Given the expense of eculizumab treatment and its limited availability, the in vitro effects of eculizumab were tested utilizing serum from a patient treated with eculizumab for paroxysmal nocturnal hemoglobinuria (PNH), as previously described . Eculizumab containing serum was drawn following informed consent from a treated patient within 60 minutes of eculizumab infusion, as a source of optimal eculizumab concentration
Serum C5b-9 levels were determined using a commercially available ELISA (enzyme-linked immunosorbent assay) kit (Quidel, San Diego, CA) according to the manufacturer’s instructions.
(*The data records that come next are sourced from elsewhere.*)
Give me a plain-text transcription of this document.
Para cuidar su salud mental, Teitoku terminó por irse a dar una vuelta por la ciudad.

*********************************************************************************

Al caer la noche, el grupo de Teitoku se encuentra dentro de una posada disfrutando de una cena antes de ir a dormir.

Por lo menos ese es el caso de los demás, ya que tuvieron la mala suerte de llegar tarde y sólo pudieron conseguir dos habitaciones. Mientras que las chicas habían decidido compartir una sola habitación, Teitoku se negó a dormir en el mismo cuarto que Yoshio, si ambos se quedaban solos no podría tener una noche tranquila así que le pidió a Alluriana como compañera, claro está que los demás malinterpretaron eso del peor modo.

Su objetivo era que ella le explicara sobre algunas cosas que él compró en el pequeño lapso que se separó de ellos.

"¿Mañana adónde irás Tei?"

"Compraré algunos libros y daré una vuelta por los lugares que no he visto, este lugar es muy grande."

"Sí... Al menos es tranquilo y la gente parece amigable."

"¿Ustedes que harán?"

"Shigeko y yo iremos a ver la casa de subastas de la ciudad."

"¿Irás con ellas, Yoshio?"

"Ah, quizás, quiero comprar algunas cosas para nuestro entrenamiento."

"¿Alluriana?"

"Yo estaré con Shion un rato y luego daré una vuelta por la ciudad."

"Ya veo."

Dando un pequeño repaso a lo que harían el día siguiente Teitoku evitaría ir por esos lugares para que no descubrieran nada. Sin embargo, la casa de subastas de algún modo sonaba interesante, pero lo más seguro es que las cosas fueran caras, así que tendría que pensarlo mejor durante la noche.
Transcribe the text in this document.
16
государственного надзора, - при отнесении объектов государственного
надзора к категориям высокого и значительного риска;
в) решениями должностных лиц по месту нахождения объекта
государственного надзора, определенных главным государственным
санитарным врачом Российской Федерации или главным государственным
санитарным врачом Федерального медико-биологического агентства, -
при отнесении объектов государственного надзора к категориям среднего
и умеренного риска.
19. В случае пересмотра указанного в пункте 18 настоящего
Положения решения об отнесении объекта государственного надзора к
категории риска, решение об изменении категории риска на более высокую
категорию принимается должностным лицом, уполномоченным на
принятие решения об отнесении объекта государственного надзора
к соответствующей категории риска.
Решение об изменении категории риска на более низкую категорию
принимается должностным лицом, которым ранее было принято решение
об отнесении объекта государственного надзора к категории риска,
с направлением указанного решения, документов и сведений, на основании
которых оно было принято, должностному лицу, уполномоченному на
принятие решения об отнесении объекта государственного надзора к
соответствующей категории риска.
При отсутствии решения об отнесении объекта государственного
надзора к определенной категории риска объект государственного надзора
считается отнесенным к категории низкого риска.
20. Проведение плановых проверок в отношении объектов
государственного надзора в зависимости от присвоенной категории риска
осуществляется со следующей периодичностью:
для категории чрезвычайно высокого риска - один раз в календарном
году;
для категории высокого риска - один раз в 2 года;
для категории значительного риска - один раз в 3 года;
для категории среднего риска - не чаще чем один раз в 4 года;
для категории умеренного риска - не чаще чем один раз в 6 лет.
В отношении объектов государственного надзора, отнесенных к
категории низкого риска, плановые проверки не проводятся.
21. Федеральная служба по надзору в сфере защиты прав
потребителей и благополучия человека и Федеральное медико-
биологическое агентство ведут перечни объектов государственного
The modified Ham test was performed as previously described16. Briefly, PNH-like reagent cells (PIGA-null TF-1 cell line) previously established in our laboratory were used as targets of complement-mediated killing. 17. PIGA-null TF-1 cells were plated in U-shaped 96-well plates at a density of 4,000 cells / well and cultured until confluent. Then, cells were washed with PBS and incubated with 20% of serum in Gelatin Veronal Buffer (GVB, Sigma Aldrich, St Louis, MO) in triplicates for 30 minutes at 37 °C. Cells were washed again with PBS and incubated with the cell proliferation reagent 4-[3-(4-lodophenyl)-2-(4-nitrophenyl)-2H-5-tetrazolio]-1.3-benzene disulfonate / WST-1 (Roche, Switzerland) for 2 hours at 37 °C. The proliferation reagent was diluted in the cell culture medium at a concentration of 1:10 and 100 μl of its solution was added per well. Absorbance was measured in an iMark Microplate Absorbance Reader (Bio-rad, Hercules, CA) at 490 nm with a reference wavelength at 595 nm.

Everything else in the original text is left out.